Immer wieder streut Sibylle Berg so Sätze ein. Die stehen mitten im Fließtext, und wenn ich sie lese, dann geht so etwas wie eine Bombe hoch. Manchmal ist das sehr humorvoll, manchmal tut es aber auch etwas weh. Dann muss ich auch kurz anhalten mit dem Lesen. Es geht nicht, dass ich einfach so weiterlese.

Ich will sterben vor Langeweile. Schrieb nicht Dürrenmatt, das Leben sei eine Komödie? Das Leben ist albern, aber keine Komödie. Es fehlt das Happy End. Das wird nicht geliefert. – S.69

Die ganze Geschichte ist für mich geprägt vom inneren Konflikt Chloes. Sie ist eine talentierte Frau, sehr begabt, mit eigenen Plänen. Und dann lernt sie Rasmus kennen, der ihr irgendwie noch begabter erscheint. Rasmus Träume haben viel mehr Potenzial. Deshalb gibt Chloe ihre Ziele gleich auf und lebt dann nur für ihren Mann. Sie lebt sozusagen durch ihren Mann. Seine Erfolge sind ihre Erfolge, weil ohne Chloe wären die Errungenschaften von Rasmus nicht möglich. Na das ist doch ein Stoff! Chloe ist sicher kein Einzelfall. Ist man als Frau eher seltsam, weil man lieber seine eigenen Pläne verfolgt als die des Mannes? Und was hat das dann bitte noch mit dieser ach so tollen Debatte um Emanzipation zu tun?

Theoretisch hätte ich immer gerne etwas gewollt. Revolutionen anführen oder transhumanistische Versuche oder eine große Kunst. Praktisch gab es aber immer ein interessantes Buch, das ich erst noch zu Ende lesen wollte. Ich habe mir nie etwas Außerordentliches zugetraut. Sicher mit Recht. Meine Gedanken stehen am nächsten Morgen in der Zeitung, so banal sind sie. – S.46

„Der Tag, als meine Frau einen Mann fand“ strotzt vor Sex. Aber wie gesagt, vergesst bitte „50 Shades of Grey“. Ich halte von diesem Buch ohnehin nicht viel. Sibylle Berg benutzt den Sex nicht um die Frau irgendwie zu endmündigen. Im Gegenteil, er hilft zu erkennen, was wirklich wichtig ist. Und diese Idee fand ich wirklich hervorrangend. Was zählt am Ende mehr in einer Beziehung? Sex oder Liebe? Es ist ja meist so, dass sowohl der hemmungslose Sex als auch die stürmische Liebe mit der Zeit nachlassen und an diese Stelle tritt dann etwas Neues.

Die Realität des freundlichen Zusammenlebens wird belastet wird Dauerkalauern über ältere schweigende Paare, Filme über Sex im Alter, Lieder über Menschen, die sich die Kleider vom Körper essen.

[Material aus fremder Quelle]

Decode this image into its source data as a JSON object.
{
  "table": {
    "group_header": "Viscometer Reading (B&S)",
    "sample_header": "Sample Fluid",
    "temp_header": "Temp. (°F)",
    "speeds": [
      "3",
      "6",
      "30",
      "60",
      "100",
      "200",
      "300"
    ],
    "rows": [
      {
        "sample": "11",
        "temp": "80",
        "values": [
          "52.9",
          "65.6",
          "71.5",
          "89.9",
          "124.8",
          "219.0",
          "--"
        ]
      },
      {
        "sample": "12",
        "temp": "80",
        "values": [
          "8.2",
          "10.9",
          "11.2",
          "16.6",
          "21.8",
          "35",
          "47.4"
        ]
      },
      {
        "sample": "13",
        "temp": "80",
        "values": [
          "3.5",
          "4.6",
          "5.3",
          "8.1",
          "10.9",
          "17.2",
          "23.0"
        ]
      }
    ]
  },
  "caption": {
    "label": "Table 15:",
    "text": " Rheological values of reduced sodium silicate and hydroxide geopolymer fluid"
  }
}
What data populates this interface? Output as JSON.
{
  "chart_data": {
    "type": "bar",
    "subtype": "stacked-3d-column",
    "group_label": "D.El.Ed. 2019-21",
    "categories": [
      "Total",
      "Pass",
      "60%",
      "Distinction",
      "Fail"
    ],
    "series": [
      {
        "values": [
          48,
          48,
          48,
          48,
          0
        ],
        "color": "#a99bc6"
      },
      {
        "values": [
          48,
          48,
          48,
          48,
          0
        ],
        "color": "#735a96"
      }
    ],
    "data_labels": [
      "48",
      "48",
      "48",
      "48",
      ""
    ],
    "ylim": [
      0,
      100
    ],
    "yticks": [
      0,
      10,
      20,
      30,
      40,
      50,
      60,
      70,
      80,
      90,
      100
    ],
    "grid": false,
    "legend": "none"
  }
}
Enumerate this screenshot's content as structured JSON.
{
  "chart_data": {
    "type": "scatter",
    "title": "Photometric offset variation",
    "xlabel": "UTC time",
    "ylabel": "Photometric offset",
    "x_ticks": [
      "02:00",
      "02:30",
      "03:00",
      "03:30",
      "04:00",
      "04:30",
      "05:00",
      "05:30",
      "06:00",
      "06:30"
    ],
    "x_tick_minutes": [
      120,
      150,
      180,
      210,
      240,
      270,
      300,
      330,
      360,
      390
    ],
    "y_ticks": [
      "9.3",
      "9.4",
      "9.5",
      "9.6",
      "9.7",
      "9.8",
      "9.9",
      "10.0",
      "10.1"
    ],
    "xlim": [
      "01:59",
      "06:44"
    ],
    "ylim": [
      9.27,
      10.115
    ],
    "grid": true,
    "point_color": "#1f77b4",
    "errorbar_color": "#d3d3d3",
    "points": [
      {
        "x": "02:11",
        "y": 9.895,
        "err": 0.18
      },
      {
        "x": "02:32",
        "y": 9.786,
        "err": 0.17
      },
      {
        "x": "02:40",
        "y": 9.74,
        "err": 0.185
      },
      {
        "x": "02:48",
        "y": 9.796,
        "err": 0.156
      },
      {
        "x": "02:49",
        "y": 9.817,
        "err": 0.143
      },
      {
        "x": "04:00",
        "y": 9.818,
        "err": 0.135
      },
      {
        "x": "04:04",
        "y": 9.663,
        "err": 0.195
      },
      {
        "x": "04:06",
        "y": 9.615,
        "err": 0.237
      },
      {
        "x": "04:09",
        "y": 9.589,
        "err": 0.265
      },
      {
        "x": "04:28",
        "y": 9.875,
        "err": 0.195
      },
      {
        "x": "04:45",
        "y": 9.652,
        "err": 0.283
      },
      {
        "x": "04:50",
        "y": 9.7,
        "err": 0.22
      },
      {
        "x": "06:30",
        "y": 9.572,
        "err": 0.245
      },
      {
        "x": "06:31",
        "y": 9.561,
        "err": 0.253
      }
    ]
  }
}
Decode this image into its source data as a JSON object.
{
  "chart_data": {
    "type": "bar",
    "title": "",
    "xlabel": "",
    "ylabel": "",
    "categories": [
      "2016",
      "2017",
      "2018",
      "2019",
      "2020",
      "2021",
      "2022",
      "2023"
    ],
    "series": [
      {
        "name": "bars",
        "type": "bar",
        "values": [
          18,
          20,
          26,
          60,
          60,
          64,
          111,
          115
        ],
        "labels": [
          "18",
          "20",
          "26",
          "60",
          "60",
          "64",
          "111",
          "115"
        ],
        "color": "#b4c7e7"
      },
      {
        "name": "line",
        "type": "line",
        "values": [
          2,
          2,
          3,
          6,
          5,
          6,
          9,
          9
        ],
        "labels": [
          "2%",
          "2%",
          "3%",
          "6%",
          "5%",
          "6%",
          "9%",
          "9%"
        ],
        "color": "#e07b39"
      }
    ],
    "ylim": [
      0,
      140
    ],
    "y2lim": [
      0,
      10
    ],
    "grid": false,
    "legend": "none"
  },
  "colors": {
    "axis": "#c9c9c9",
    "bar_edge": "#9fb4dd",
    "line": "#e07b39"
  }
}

Man kann dem Anspruch, den die Phantasie an den Geschlechtsverkehr stellt, nie gerecht werden. – S. 19

Das Ende dieses Buchs hat mir besonders viel Freude bereitet, es wird etwas dramatisch, aber alles löst sich auf und manches konnte ich danach in einem anderen Licht sehen. Da habe ich auch stark gemerkt, dass Sibylle Berg ihren Lebensunterhalt mit Theater verdient.

Fazit

Wer intelligente und humorvolle Literatur schätzt, sollte sich „Der Tag, als meine Frau einen Mann fand“ von Sibylle Berg keinesfalls entgehen lassen!